Tuesday, May 29, 2012

In Memoriam

A couple of years ago I came upon the blog Collecting Children's Books, by Peter Sieruta.  If you have never seen Collecting Children's Books, follow the link NOW -- you have hours and hours of enjoyment ahead if, like me, you have been reading children's books (including YA) all your life and can recall your first M.E. Kerr and Ursula K. LeGuin, plus you know your Newbery Winners back to Gay Neck, the Story of a Pigeon, and you just plain love the look and feel of books.

Peter published every Sunday and looking through my blogger reading lists for his posts on Monday was a highlight of the week.  His posts were long, well-illustrated and fascinating, a round-up of contemporary gossip, looks back at the past, and personal stories of books that had influenced him.  We were contemporaries and reading his blogs I frequently felt the thrill of similar memories. I know he must have worked very hard on his posts (I know how hard I work and mine don't come off half as well!)  because they were so elegant and funny, flowing so neatly from one subject to the next.  I commented on his posts...sometimes...very cautiously.  Once he quoted of my remarks in a subsequent post and I went through the virtual equivalent of blushing mightily. 

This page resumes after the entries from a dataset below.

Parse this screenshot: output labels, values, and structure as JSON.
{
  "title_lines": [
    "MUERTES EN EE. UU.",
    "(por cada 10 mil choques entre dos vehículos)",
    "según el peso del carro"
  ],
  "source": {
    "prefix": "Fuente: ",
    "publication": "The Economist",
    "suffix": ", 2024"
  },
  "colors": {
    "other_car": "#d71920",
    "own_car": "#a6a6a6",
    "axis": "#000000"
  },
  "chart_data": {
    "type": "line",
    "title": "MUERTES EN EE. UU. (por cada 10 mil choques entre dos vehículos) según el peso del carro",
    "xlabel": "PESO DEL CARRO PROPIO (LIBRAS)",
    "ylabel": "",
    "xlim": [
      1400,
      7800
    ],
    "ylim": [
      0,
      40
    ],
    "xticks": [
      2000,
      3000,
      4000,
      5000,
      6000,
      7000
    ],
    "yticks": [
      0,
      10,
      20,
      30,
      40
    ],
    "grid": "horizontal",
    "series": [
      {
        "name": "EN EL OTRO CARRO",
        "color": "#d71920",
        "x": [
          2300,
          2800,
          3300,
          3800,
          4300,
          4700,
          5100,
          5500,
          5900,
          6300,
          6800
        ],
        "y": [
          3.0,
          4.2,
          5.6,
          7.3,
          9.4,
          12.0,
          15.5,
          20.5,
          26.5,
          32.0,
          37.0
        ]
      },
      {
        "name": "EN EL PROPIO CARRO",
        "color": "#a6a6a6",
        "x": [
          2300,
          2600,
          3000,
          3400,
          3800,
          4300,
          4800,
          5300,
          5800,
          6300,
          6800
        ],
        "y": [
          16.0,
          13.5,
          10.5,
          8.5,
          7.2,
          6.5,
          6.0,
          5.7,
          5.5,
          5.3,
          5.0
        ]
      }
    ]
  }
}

This morning on Facebook, late as usual because I tend to banish electronic communication over the weekend, I discovered that Peter had died.  Last week he had posted about breaking his ankle tripping on the stairs (I am so glad now that I wrote a response to that post) and, according to his brother John, he had difficulty breathing on Saturday night and collapsed before EMS arrived.  It may have been a blood clot.  It doesn't matter, really.  There's a strangeness about sudden death.  It makes me think of the German writer W.G. Sebald, who died in a car accident, in a scene not unlike something that might have happened in one of his own novels.  One minute here, the next minute gone.  As a Christian, the idea of death is not bleak to me, although for those left behind the loss is grievous.  I think of Peter as simply somewhere else, in another world.  But Lord, I will miss him in this one.

Other tributes to Peter at Fuse #8, Educating Alice and Seven Impossible Things Before Breakfast.